私は友人を通して犯罪心理学の専門者に問い、この種の犯罪の類例が無かったか否かを知りたいと思った。…しかしそれよりも蛇の道は蛇(じゃのみちはへび)を知るにしくはない。…そう思って、私の知人で画家のM氏にこの集団写真を送信して、中央にいる小野と藤牧の二人を、主観を排して感じたままの感想を問うてみた。……私は友人の幅が広い。その友人の一人であるM氏は、男色家なのである。
…M氏はこう語った。(この写真を見た瞬間に、間違いなく私達の側の世界にいる人間の獣のような匂いが生々しく立ち上がって來た。…右側の男が左側の小さな青年に掛けている左右の手の動きは、間違いなく愛玩の手のそれであり、…私も経験があるが、右側の男の見えない肘は、小さな青年の背後にピッタリとくっついている。…そして、集団写真でありながら、これ見よがしに笑みを含んだような顔で男が写っているのは、この関係を誇示し、永遠に残しておきたいという願望だと思う‼…ただ青年は未だ男に応じての関係はしておらず、少し困惑した表情にも見て取れる。)……そう語ったのであった。……(有難う‼…とても参考になったよ‼)と言って、電話を切った時は、既に夜半を過ぎていた。…(やはり、蛇の道は蛇だったか!)…そう思った。
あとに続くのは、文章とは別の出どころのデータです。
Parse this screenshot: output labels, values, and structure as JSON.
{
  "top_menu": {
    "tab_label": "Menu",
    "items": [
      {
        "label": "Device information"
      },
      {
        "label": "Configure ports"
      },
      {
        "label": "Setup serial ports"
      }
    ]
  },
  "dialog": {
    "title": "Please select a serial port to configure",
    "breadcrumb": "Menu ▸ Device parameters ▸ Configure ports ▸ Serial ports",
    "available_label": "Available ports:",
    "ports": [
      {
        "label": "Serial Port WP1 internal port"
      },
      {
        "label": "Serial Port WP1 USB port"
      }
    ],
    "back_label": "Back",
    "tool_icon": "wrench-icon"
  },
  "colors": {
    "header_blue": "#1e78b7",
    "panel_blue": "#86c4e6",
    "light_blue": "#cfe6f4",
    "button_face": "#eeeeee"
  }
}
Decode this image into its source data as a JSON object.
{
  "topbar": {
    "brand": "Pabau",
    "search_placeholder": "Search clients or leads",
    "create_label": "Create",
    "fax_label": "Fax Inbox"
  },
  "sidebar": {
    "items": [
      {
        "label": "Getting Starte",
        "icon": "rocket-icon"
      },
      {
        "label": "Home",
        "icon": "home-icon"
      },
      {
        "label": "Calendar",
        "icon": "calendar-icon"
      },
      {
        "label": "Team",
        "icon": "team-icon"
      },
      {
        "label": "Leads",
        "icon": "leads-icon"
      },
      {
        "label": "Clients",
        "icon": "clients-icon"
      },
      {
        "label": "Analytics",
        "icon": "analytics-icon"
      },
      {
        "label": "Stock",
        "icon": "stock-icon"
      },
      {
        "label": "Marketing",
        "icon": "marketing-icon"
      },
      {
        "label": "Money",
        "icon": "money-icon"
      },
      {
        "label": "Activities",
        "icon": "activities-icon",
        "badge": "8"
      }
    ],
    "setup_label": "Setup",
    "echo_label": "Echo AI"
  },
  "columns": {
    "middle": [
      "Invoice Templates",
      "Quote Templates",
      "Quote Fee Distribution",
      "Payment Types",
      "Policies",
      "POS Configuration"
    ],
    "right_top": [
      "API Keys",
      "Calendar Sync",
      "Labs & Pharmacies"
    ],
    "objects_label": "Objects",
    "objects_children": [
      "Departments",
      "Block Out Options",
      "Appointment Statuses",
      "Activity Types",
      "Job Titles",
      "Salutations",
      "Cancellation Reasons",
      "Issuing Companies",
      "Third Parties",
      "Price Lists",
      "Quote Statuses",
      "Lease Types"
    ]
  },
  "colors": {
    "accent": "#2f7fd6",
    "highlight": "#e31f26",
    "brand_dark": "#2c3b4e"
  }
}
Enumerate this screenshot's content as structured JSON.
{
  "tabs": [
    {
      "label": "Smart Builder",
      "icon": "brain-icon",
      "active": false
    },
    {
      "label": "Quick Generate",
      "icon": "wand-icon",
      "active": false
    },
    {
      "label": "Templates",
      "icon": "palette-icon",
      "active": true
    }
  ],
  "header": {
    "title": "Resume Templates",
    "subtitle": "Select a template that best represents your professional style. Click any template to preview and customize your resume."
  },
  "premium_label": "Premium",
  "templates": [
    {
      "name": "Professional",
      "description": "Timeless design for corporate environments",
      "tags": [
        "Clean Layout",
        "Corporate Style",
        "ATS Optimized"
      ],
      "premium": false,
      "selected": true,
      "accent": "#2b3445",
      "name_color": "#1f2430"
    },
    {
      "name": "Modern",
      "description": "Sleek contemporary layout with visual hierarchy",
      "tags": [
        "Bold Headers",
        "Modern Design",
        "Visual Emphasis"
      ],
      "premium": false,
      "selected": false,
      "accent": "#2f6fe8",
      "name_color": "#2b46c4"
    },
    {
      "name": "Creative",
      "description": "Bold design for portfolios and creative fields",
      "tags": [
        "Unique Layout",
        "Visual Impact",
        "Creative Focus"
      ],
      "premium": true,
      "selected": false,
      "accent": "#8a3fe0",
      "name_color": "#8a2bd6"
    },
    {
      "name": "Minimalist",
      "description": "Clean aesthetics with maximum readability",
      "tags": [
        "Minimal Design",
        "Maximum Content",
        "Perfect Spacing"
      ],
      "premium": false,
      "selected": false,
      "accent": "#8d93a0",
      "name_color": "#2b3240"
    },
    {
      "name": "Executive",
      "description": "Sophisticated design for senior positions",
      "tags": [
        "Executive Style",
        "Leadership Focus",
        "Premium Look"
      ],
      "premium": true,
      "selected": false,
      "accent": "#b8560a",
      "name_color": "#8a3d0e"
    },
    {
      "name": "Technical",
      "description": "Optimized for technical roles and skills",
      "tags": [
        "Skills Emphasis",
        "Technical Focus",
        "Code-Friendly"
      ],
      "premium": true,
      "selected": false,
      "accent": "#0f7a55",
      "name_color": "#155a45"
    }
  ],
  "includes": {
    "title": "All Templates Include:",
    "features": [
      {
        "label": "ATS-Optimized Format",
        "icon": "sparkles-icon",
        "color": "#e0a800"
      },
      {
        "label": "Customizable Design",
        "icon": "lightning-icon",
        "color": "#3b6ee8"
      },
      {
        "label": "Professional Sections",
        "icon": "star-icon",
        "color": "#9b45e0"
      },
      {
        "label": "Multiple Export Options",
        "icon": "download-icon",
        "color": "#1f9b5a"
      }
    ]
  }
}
しかし、男色関係の縺れで死へと至らせるに近い程の事例は過去に何かあったか⁉……〈いや、あった‼〉…という例を私はすぐに思い出した。
天才詩人のランボーをパリに呼び寄せた詩人のヴェルレ-ヌ。…二人は忽ち相愛の仲になるが、次なる時代へと表現を飛翔させるランボ-に対し、ヴェルレ-ヌの表現はその時代に留まるものであった。…この場合は本例と逆の立場になるが、ランボ-の求めから逃げ去ろうともがくヴェルレ-ヌは衝動的にランボ-に向けて2発の銃弾を発砲した、…そういうケ-スが1つ在った。
…藤牧が消えた後に、藤牧の作品の版木の上から、自分の線を重なるように彫刻刀で彫っていくという初動に視れた行為は、埋火のように暗く、なおも燃える執着の重なりでもあったのか⁉…初動はそれであり、年を経て、それを藤牧の版画と詐称して売ったのは、小野の金銭への執着であり、その軽率なミスが、後に私達が懐く数多の疑惑へと繋がる結果を生んでしまったと思われるのである。
…先述した鷹岡志津さんは、本人は笑って否定されたが、私には140年前の浅草十二階の螺旋階段の潜みから現れたなにものかの化身のように、なおも見えるのであった。…その鷹岡さんは、浅草十二階と浅草関連の貴重な絵葉書を各々1000枚以上、…そして1930年代の最も面白い時代に撮した魔都上海と巴里の絵葉書を各々、これも相当数コレクションされており、現在も新たな執筆に専念中である。…私を狂喜乱舞させてくれた、この2冊の本は実に面白く、私達を遠いノスタルジアの世界へと誘ってやまない。…もしこの2冊の本にご興味がおありの方は、アマゾンで購入が可能なので、ぜひのご愛読をお薦めする次第である。